Limitations & Future Work

  • Computational Overhead: At ~11.2s per step, PRISM is comparable to SAM+NPO but significantly slower than GA (4.3s) or DOOR (3.8s) due to dual min–max loops and probe passes.
  • Over-refusal: The X-Stest refusal rate near 1.0 suggests a trade-off between jailbreak resistance and benign usage that requires further mitigation.
  • Hyperparameter Sensitivity: The framework relies on specific layer selection (\(L\)), pooling (\(\pi\)), and radii (\(\varepsilon/\rho\)). While layer selection and parameter studies are in the appendix, the sensitivity of these choices when migrating to new models/data needs more exploration.

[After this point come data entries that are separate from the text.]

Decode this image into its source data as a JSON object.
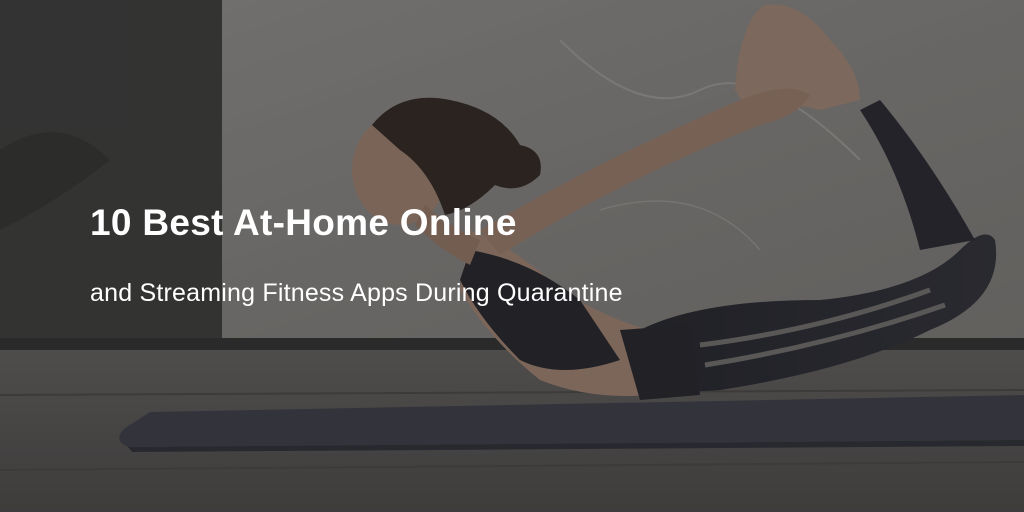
{
  "banner": {
    "headline": "10 Best At-Home Online",
    "subheadline": "and Streaming Fitness Apps During Quarantine"
  },
  "image": {
    "subject": "yoga-bow-pose-photo",
    "colors": {
      "text": "#ffffff",
      "overlay": "#141416",
      "wall": "#a9a6a1",
      "floor": "#6b6966",
      "mat": "#4b4d57"
    }
  }
}
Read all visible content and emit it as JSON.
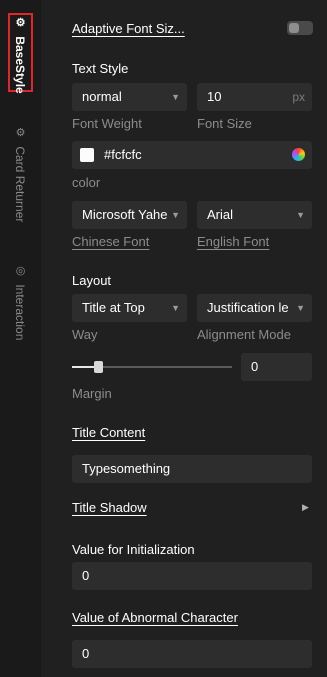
{
  "rail": {
    "tabs": [
      {
        "label": "BaseStyle",
        "icon": "sliders-icon"
      },
      {
        "label": "Card Returner",
        "icon": "sliders-icon"
      },
      {
        "label": "Interaction",
        "icon": "interaction-icon"
      }
    ]
  },
  "adaptive": {
    "label": "Adaptive Font Siz...",
    "enabled": false
  },
  "text_style": {
    "title": "Text Style",
    "font_weight": {
      "value": "normal",
      "label": "Font Weight"
    },
    "font_size": {
      "value": "10",
      "unit": "px",
      "label": "Font Size"
    },
    "color": {
      "value": "#fcfcfc",
      "label": "color"
    },
    "chinese_font": {
      "value": "Microsoft Yahe",
      "label": "Chinese Font"
    },
    "english_font": {
      "value": "Arial",
      "label": "English Font"
    }
  },
  "layout": {
    "title": "Layout",
    "way": {
      "value": "Title at Top",
      "label": "Way"
    },
    "alignment": {
      "value": "Justification le",
      "label": "Alignment Mode"
    },
    "margin": {
      "value": "0",
      "label": "Margin"
    }
  },
  "title_content": {
    "label": "Title Content",
    "value": "Typesomething"
  },
  "title_shadow": {
    "label": "Title Shadow"
  },
  "init_value": {
    "label": "Value for Initialization",
    "value": "0"
  },
  "abnormal": {
    "label": "Value of Abnormal Character",
    "value": "0"
  },
  "colors": {
    "accent_outline": "#e0262b",
    "panel": "#202020",
    "field": "#2d2d2d"
  }
}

  • LLM Judge Dependency: ASR evaluations rely on LLM-as-a-judge, which may introduce noise into the quantification of jailbreak success.

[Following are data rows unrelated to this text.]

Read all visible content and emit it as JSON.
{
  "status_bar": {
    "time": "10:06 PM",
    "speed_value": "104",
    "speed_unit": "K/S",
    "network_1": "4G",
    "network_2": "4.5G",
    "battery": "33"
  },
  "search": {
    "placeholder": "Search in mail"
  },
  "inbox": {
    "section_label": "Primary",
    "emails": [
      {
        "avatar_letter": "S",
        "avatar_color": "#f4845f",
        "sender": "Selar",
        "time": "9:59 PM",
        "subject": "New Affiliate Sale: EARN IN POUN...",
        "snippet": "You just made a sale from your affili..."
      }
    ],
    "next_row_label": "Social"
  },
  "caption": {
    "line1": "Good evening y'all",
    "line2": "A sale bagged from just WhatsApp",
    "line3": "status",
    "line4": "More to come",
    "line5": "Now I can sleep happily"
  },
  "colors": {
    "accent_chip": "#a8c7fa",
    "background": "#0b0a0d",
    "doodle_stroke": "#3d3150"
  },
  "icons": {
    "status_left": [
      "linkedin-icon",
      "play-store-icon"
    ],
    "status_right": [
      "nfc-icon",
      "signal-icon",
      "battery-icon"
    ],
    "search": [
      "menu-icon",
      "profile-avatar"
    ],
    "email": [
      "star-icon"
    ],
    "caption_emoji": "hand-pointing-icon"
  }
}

  • vs. SAM+NPO (Fan et al. 2025): Both use parameter smoothing, but SAM+NPO lacks representation smoothing and suffers from privacy collapse (US=0 on MUSE-News). PRISM avoids this via probe guidance and GCD.
  • vs. NPO / GA / Task Vector: These methods often face a binary trade-off: either catastrophic forgetting (GA/NPO) or ineffective unlearning (Task Vector). PRISM explicitly optimizes for "robustness" and "balance."
  • vs. RMU / RMU-LAT: RMU uses random hidden-state perturbations, but knowledge is 25% recoverable within 50 relearning steps. PRISM’s adversarial margins are significantly more stable.
  • vs. DOOR: DOOR excels at utility preservation but fails at unlearning effectiveness (VerbMem > 99). PRISM achieves a superior balance using GCD.

Rating

  • Novelty: ⭐⭐⭐⭐ Unified view of expanding attack margins through dual-space smoothing is innovative.
  • Experimental Thoroughness: ⭐⭐⭐⭐ Comprehensive coverage across two datasets, two task formats, three attack types, and detailed ablation/margin analysis.
  • Writing Quality: ⭐⭐⭐⭐ Clear geometric motivation and derivation, though some critical implementation details are deferred to the appendix.
  • Value: ⭐⭐⭐⭐ Effectively addresses both robustness and metric imbalance, offering high practical value for safety-critical LLM deployment.